Il colloquio psicoterapeutico in età evolutiva

Parte 1 – il lavoro con i genitori

L’articolo presenta considerazioni su alcune caratteristiche specifiche dello sviluppo cercando di mettere in evidenza come queste specificità vanno a interconnettersi con il lavoro terapeutico.

Una prima specificità del colloquio clinico con un bambino è il fatto che soltanto un altro, un adulto, quasi sempre un genitore può diventare, per così dire, portavoce della sofferenza psichica del bambino e farsene carico, purché abbia un sufficiente livello di consapevolezza, anche se spesso sollecitato in questo compito (ad esempio da insegnanti o pediatri particolarmente sensibili).  

In effetti l’adulto, fin dalle prime fasi dell’esistenza dà voce ai bisogni di un bambino che a quell’epoca sono esprimibili solo con il corpo e successivamente lo introduce alla possibilità di esprimere tali bisogni verbalmente. 

Anzitutto la madre, fin dalla gravidanza, attraverso una profonda regressione in cui torna in contatto con le proprie parti infantili, può vivere una comunicazione unica con il suo bambino, che le permette di intuirne, al di là della coscienza, bisogni e aspettative. E’ quella che Winnicott definisce Preoccupazione materna primaria.

Sono poi sempre i genitori che, mettendosi dal punto di vista del bambino, attraverso la funzione di contenimento emotivo che Bion ha chiamato Réverie, possono dare un nome, un significato all’angoscia del bambino espressa attraverso pianto, agitazione e restituirli bonificati dall’angoscia e dotati di senso.
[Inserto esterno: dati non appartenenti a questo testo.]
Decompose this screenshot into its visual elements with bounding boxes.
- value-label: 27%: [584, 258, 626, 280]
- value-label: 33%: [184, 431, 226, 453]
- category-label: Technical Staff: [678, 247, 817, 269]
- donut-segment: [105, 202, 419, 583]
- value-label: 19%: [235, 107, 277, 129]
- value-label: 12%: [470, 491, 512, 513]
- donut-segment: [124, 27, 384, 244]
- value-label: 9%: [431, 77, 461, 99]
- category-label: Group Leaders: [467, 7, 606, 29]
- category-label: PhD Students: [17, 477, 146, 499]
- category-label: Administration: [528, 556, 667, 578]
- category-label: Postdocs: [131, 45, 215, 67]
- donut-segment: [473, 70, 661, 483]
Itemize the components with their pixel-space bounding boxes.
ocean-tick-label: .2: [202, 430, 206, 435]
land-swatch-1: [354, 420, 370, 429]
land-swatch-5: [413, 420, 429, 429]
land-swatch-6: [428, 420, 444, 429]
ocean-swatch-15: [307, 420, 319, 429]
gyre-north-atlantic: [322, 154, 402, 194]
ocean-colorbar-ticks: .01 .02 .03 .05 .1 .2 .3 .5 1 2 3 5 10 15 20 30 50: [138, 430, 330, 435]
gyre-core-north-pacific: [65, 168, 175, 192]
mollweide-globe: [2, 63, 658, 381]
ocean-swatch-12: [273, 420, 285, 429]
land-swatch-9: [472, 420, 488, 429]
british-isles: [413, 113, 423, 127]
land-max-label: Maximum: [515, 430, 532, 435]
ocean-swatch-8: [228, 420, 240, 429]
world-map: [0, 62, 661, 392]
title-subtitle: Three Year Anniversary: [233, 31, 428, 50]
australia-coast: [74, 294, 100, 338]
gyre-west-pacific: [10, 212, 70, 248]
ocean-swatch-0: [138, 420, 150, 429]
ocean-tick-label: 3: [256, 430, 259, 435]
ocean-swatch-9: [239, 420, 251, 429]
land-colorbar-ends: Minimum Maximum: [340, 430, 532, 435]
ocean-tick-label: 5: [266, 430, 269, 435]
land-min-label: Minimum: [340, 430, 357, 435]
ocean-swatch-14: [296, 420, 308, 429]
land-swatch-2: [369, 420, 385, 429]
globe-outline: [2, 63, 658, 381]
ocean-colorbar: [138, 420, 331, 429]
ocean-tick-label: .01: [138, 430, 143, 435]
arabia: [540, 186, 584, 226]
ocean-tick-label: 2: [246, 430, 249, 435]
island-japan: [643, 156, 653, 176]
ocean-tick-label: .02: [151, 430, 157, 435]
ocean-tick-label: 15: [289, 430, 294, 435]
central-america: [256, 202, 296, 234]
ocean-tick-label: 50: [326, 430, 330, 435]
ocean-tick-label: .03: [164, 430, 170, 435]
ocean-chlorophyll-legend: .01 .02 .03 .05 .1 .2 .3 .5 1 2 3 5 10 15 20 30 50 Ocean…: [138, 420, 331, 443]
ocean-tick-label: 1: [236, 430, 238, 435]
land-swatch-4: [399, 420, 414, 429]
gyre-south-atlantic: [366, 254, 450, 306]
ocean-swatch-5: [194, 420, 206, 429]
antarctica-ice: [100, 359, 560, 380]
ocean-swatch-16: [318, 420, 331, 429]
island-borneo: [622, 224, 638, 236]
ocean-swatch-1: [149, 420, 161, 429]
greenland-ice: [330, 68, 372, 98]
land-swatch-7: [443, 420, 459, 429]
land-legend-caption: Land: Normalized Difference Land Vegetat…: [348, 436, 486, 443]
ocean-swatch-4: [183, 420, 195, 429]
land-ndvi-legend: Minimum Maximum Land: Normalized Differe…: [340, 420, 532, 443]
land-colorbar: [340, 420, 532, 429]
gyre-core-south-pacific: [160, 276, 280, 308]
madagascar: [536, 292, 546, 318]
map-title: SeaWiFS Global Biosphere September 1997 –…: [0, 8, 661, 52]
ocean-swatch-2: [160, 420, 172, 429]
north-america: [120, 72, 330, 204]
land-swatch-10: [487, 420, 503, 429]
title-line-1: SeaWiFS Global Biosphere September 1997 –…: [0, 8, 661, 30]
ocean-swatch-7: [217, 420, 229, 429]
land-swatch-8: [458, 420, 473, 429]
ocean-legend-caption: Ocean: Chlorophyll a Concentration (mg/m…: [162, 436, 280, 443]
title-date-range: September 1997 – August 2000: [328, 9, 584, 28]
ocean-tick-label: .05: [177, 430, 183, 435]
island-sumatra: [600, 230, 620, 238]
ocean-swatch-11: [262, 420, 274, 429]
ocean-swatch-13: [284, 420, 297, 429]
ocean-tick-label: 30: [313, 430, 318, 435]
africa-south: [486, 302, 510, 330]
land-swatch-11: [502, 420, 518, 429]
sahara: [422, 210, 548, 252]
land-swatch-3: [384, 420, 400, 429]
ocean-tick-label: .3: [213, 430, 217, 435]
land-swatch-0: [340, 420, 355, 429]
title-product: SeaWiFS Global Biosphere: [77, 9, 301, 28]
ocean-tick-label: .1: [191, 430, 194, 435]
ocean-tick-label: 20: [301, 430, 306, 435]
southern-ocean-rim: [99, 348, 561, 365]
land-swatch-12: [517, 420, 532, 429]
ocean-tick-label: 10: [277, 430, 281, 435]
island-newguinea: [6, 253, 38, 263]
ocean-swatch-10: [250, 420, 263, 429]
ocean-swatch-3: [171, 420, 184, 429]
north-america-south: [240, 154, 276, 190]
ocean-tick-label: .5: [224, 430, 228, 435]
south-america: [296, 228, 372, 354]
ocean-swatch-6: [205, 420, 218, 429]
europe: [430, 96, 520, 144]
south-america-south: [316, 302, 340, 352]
E’ chiaro che spesso quando un bambino viene in consultazione non ci possiamo aspettare che queste funzioni siano state svolte al meglio, ma nello stesso tempo i genitori sono arrivati al grado di consapevolezza necessario per comprendere il disagio del bambino e decidersi a chiedere un aiuto. La richiesta di aiuto di una coppia che porta in consultazione un bambino è piuttosto complessa e presenta diversi livelli di lettura. Decidere di consultare uno specialista è sempre una ferita. Dell’immagine del figlio, che si vorrebbe senza macchie, con il meglio del padre e della madre; dell’immagine di sé come genitore, ossia del proprio essere in grado di aiutarlo. Ma anche di sé come persona ben funzionante ed efficiente.

E’ importante comprendere come i genitori vivano il problema del figlio, se se ne sentano disturbati, responsabili, ecc., ma anche le loro caratteristiche di personalità e come queste possano aver contribuito a formare la personalità del figlio.  Ci interessa conoscere la disponibilità a prendersi cura del figlio e quanto ciascuno dei genitori abbia potuto fare affidamento sull’altro per questa funzione. Ci interessa inoltre comprendere quanto queste persone siano state a loro volta oggetto di queste cure da parte dei loro genitori. La segnalazione di un problema del proprio figlio può essere un modo attraverso il quale la coppia segnala un proprio disagio o patologia.

Il colloquio con i genitori è quindi un primo lavoro di conoscenza sia su quale significato ha per i genitori quel particolare figlio, sia sulla “memoria” della loro infanzia.  La consultazione più che a una diagnosi, a una classificazione, tende a un’altra prospettiva: quella di far cogliere ai genitori le difficoltà e i bisogni del loro figlio e i rischi connessi a una loro sottovalutazione nonchè l’importanza di un’assunzione di responsabilità da parte loro nel fare la scelta di cercare un aiuto per il figlio.